After my brother and his partner tried them and both liked them, my mother decided to give them a go. “Mum, you won’t like them, they have lavender in them” I have never known my mother to really like chocolate or sweet things, except for her ferrero rocher stage which lasted only a couple of months about 20 years ago. My father on the other hand, could put Cadbury out of business. I expected her to screw her nose up and spit it out, which is her normal response to something that she doesn’t like. Only this time, she took a bite & then grabbed the container of truffles, declaring that they were hers, and no one else could have any. I though this was quite funny, until I was still receiving text messages at 1.30am about how good they were.
So being a good daughter I decided to make up a box of them for her, and drop them off after work. Keeping them in the fridge at work was the first mistake, an afternoon slump took over our office, and with the idea that if a couple of us had one each, she would still have plenty left, we opened the box and stole some. Turns out you can’t have just one, and eventually they were all gone. So now I need to make some more, before she reads this post 🙂
Suitable for: gluten, wheat, dairy, egg, nut & soy free diets. Also vegetarian and vegan (check the chocolate brand)
- 300g Dark Chocolate (I used the Fair Trade brand that contained no dairy), broken into peices.
- 1 cup coconut cream, shake the can, and then stir well before measuring
- 2 tablespoons honey
- 3 teaspoons culinary lavender (not fresh lavender, it needs to be food grade)
- 1/4 teaspoon vanilla paste
- chocolate covered truffles – 50g dark chocolate, melted, plus 1 teaspoon coconut oil stirred through.
- cocoa covered – 3 tablespoons good quality dutch cocoa
- lavender coloured sugar coated – I used CK lavender coloured sanding sugar
- chocolate dipped and sprinkled with lavender coloured sugar
I did a mixture of all 4, and I quite liked the effect.
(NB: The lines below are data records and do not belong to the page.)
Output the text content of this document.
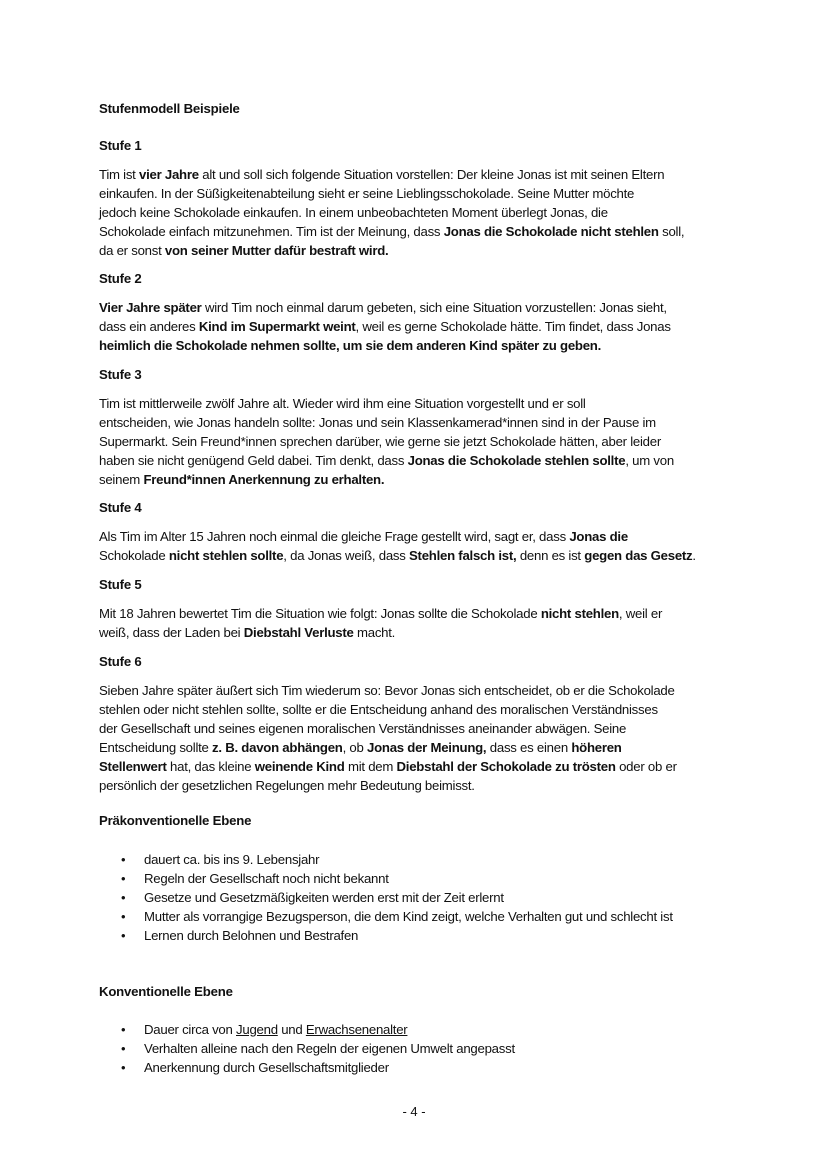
Stufenmodell Beispiele
Stufe 1
Tim ist vier Jahre alt und soll sich folgende Situation vorstellen: Der kleine Jonas ist mit seinen Eltern
einkaufen. In der Süßigkeitenabteilung sieht er seine Lieblingsschokolade. Seine Mutter möchte
jedoch keine Schokolade einkaufen. In einem unbeobachteten Moment überlegt Jonas, die
Schokolade einfach mitzunehmen. Tim ist der Meinung, dass Jonas die Schokolade nicht stehlen soll,
da er sonst von seiner Mutter dafür bestraft wird.
Stufe 2
Vier Jahre später wird Tim noch einmal darum gebeten, sich eine Situation vorzustellen: Jonas sieht,
dass ein anderes Kind im Supermarkt weint, weil es gerne Schokolade hätte. Tim findet, dass Jonas
heimlich die Schokolade nehmen sollte, um sie dem anderen Kind später zu geben.
Stufe 3
Tim ist mittlerweile zwölf Jahre alt. Wieder wird ihm eine Situation vorgestellt und er soll
entscheiden, wie Jonas handeln sollte: Jonas und sein Klassenkamerad*innen sind in der Pause im
Supermarkt. Sein Freund*innen sprechen darüber, wie gerne sie jetzt Schokolade hätten, aber leider
haben sie nicht genügend Geld dabei. Tim denkt, dass Jonas die Schokolade stehlen sollte, um von
seinem Freund*innen Anerkennung zu erhalten.
Stufe 4
Als Tim im Alter 15 Jahren noch einmal die gleiche Frage gestellt wird, sagt er, dass Jonas die
Schokolade nicht stehlen sollte, da Jonas weiß, dass Stehlen falsch ist, denn es ist gegen das Gesetz.
Stufe 5
Mit 18 Jahren bewertet Tim die Situation wie folgt: Jonas sollte die Schokolade nicht stehlen, weil er
weiß, dass der Laden bei Diebstahl Verluste macht.
Stufe 6
Sieben Jahre später äußert sich Tim wiederum so: Bevor Jonas sich entscheidet, ob er die Schokolade
stehlen oder nicht stehlen sollte, sollte er die Entscheidung anhand des moralischen Verständnisses
der Gesellschaft und seines eigenen moralischen Verständnisses aneinander abwägen. Seine
Entscheidung sollte z. B. davon abhängen, ob Jonas der Meinung, dass es einen höheren
Stellenwert hat, das kleine weinende Kind mit dem Diebstahl der Schokolade zu trösten oder ob er
persönlich der gesetzlichen Regelungen mehr Bedeutung beimisst.
Präkonventionelle Ebene
• dauert ca. bis ins 9. Lebensjahr
• Regeln der Gesellschaft noch nicht bekannt
• Gesetze und Gesetzmäßigkeiten werden erst mit der Zeit erlernt
• Mutter als vorrangige Bezugsperson, die dem Kind zeigt, welche Verhalten gut und schlecht ist
• Lernen durch Belohnen und Bestrafen
Konventionelle Ebene
• Dauer circa von Jugend und Erwachsenenalter
• Verhalten alleine nach den Regeln der eigenen Umwelt angepasst
• Anerkennung durch Gesellschaftsmitglieder
- 4 -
Taste wise, my favourite was the sugar coated, I found the cocoa powdered ones quite bitter, but some people preferred them.
- Using a water bath, by having a bowl that sits over a boiling pot of water, add the dark chocolate, and stir until melted.
- Remove the bowl from the heat, be very careful.
- Add the coconut cream, honey, lavender & vanilla paste, and stir through
- Cover and place the bowl in the fridge for 1 hour, stirring half way through.
- Prepare the coating option of your choice, as you will need to coat the truffle as soon as you roll it.
- The truffle mixture should be set enough to roll into balls, stir through again. Roll about a tablespoon of mixture into round balls, and then coat in the option of your choice.
- Place truffles into the fridge to set for a minimum of an hour. I find the flavours really develop nicely if you leave for 12 – 24 hours.